The man spoke so quietly and calmly, and made his statements in such a matter-of-fact way, that I listened to him with the same fascinated attention I had given to the theory of telegraphy without wires, when it was first propounded to me. In fact, I had been so influenced by his own conviction of the truth of what he said that I had been on the point of asking him if Abraham had really had anything to do with the building of the Islam temple, but had been checked by the thought of the utter absurdity of supposing that this man sitting in front of me could possibly know anything about it. But now I spoke. I did not want him to suppose that I believed anything he said, nor did I really intend to humor him in his insane retrospections; but what he had said suggested to me the very apropos remark that one might suppose he had been giving a new version of the story of the Wandering Jew.
At this he sat up very straight, on the extreme edge of his chair; his eyes sparkled.
"You must excuse me," he said, "but for twenty seconds I am going to be angry. I can't help it. It isn't your fault, but that remark always enrages me. I expect it, of course, but it makes my blood boil, all the same."
"Then you have told your story before?" I said.
"Yes," he answered. "I have told it to certain persons to whom I thought it should be known. Some of these have believed it, some have not; but, believers or disbelievers, all have died and disappeared. Their opinions are nothing to me. You are now the only living being who knows my story."
I was going to ask a question here, but he did not give me a chance. He was very much moved.
"I hate that Wandering Jew," said he, "or, I should say, I despise the thin film of a tradition from which he was constructed. There never was a Wandering Jew. There could not have been; it is impossible to conceive of a human being sent forth to wander in wretchedness forever. Moreover, suppose there had been such a man, what a poor, modern creature he would be compared with me! Even now he would be less than two thousand years old. You must excuse my perturbation, but I am sure that during the whole of the Christian era I have never told my story to any one who did not, in some way or other, make an absurd or irritating reference to the Wandering Jew. I have often thought, and I have no doubt I am right, that the ancient story of my adventures as Kroudhr, the Vizier of the Two-horned Alexander, combined with what I have related, in one century or another, of my subsequent experiences, has given rise to the tradition of that very unpleasant Jew of whom Eugène Sue and many others have made good use. It is very natural that there should be legends about people who in some way or other are enabled to live forever. If Ponce De Leon and his companions had mysteriously disappeared when in search of the Fountain of Youth, there would be stories now about rejuvenated Spaniards wandering about the earth, and who would always continue to wander. But the Fountain of Youth is not a desirable water-supply, and a young person who should find such a pool would do well to wait until he had arrived at maturity before entering upon an existence of indefinite continuance.

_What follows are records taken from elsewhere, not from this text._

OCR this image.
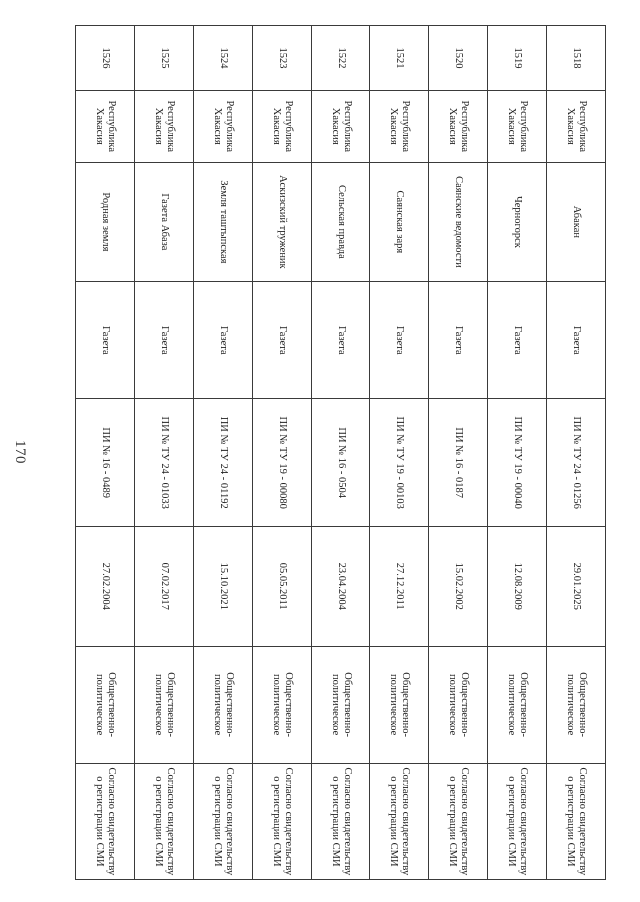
170
1518	Республика Хакасия	Абакан	Газета	ПИ № ТУ 24 - 01256	29.01.2025	Общественно-политическое	Согласно свидетельству о регистрации СМИ
1519	Республика Хакасия	Черногорск	Газета	ПИ № ТУ 19 - 00040	12.08.2009	Общественно-политическое	Согласно свидетельству о регистрации СМИ
1520	Республика Хакасия	Саянские ведомости	Газета	ПИ № 16 - 0187	15.02.2002	Общественно-политическое	Согласно свидетельству о регистрации СМИ
1521	Республика Хакасия	Саянская заря	Газета	ПИ № ТУ 19 - 00103	27.12.2011	Общественно-политическое	Согласно свидетельству о регистрации СМИ
1522	Республика Хакасия	Сельская правда	Газета	ПИ № 16 - 0504	23.04.2004	Общественно-политическое	Согласно свидетельству о регистрации СМИ
1523	Республика Хакасия	Аскизский труженик	Газета	ПИ № ТУ 19 - 00080	05.05.2011	Общественно-политическое	Согласно свидетельству о регистрации СМИ
1524	Республика Хакасия	Земля таштыпская	Газета	ПИ № ТУ 24 - 01192	15.10.2021	Общественно-политическое	Согласно свидетельству о регистрации СМИ
1525	Республика Хакасия	Газета Абаза	Газета	ПИ № ТУ 24 - 01033	07.02.2017	Общественно-политическое	Согласно свидетельству о регистрации СМИ
1526	Республика Хакасия	Родная земля	Газета	ПИ № 16 - 0489	27.02.2004	Общественно-политическое	Согласно свидетельству о регистрации СМИ
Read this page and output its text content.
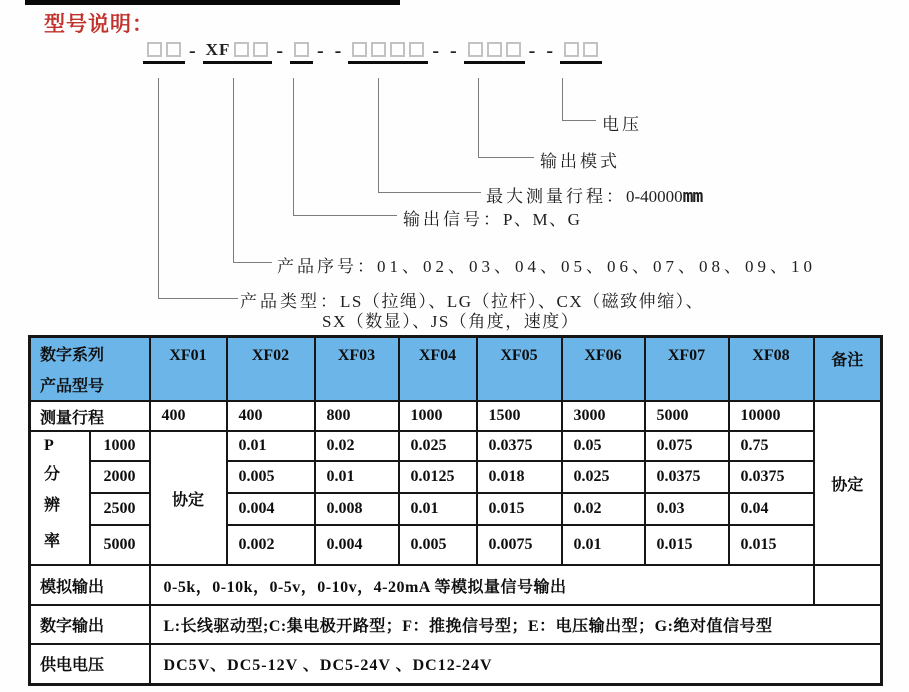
型号说明：
- XF - - -	- -	- -
电压
输出模式
最大测量行程：0-40000mm
输出信号：P、M、G
产品序号：01、02、03、04、05、06、07、08、09、10
产品类型：LS（拉绳）、LG（拉杆）、CX（磁致伸缩）、
SX（数显）、JS（角度，速度）
数字系列
产品型号		XF01	XF02	XF03	XF04	XF05	XF06	XF07	XF08	备注
测量行程		400	400	800	1000	1500	3000	5000	10000	协定

P
分
辨
率	1000	协定	0.01	0.02	0.025	0.0375	0.05	0.075	0.75	
	2000		0.005	0.01	0.0125	0.018	0.025	0.0375	0.0375	
	2500		0.004	0.008	0.01	0.015	0.02	0.03	0.04	
	5000		0.002	0.004	0.005	0.0075	0.01	0.015	0.015	
模拟输出		0-5k，0-10k，0-5v，0-10v，4-20mA 等模拟量信号输出								
数字输出		L:长线驱动型;C:集电极开路型；F：推挽信号型；E：电压输出型；G:绝对值信号型								
供电电压		DC5V、DC5-12V 、DC5-24V 、DC12-24V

"But I must go on with my story. At one time I made for myself a home, and remained in it for many, many years without making any change. I became a sort of hermit, and lived in a rocky cave. I allowed my hair and beard to grow, so that people really thought I was getting older and older; at last I acquired the reputation of a prophet, and was held in veneration by a great many religious people. Of course I could not prophesy, but as I had such a vast deal of experience I was able to predicate intelligently something about the future from my knowledge of the past. I became famed as a wonderful seer, and there were a great many curious stories told about me.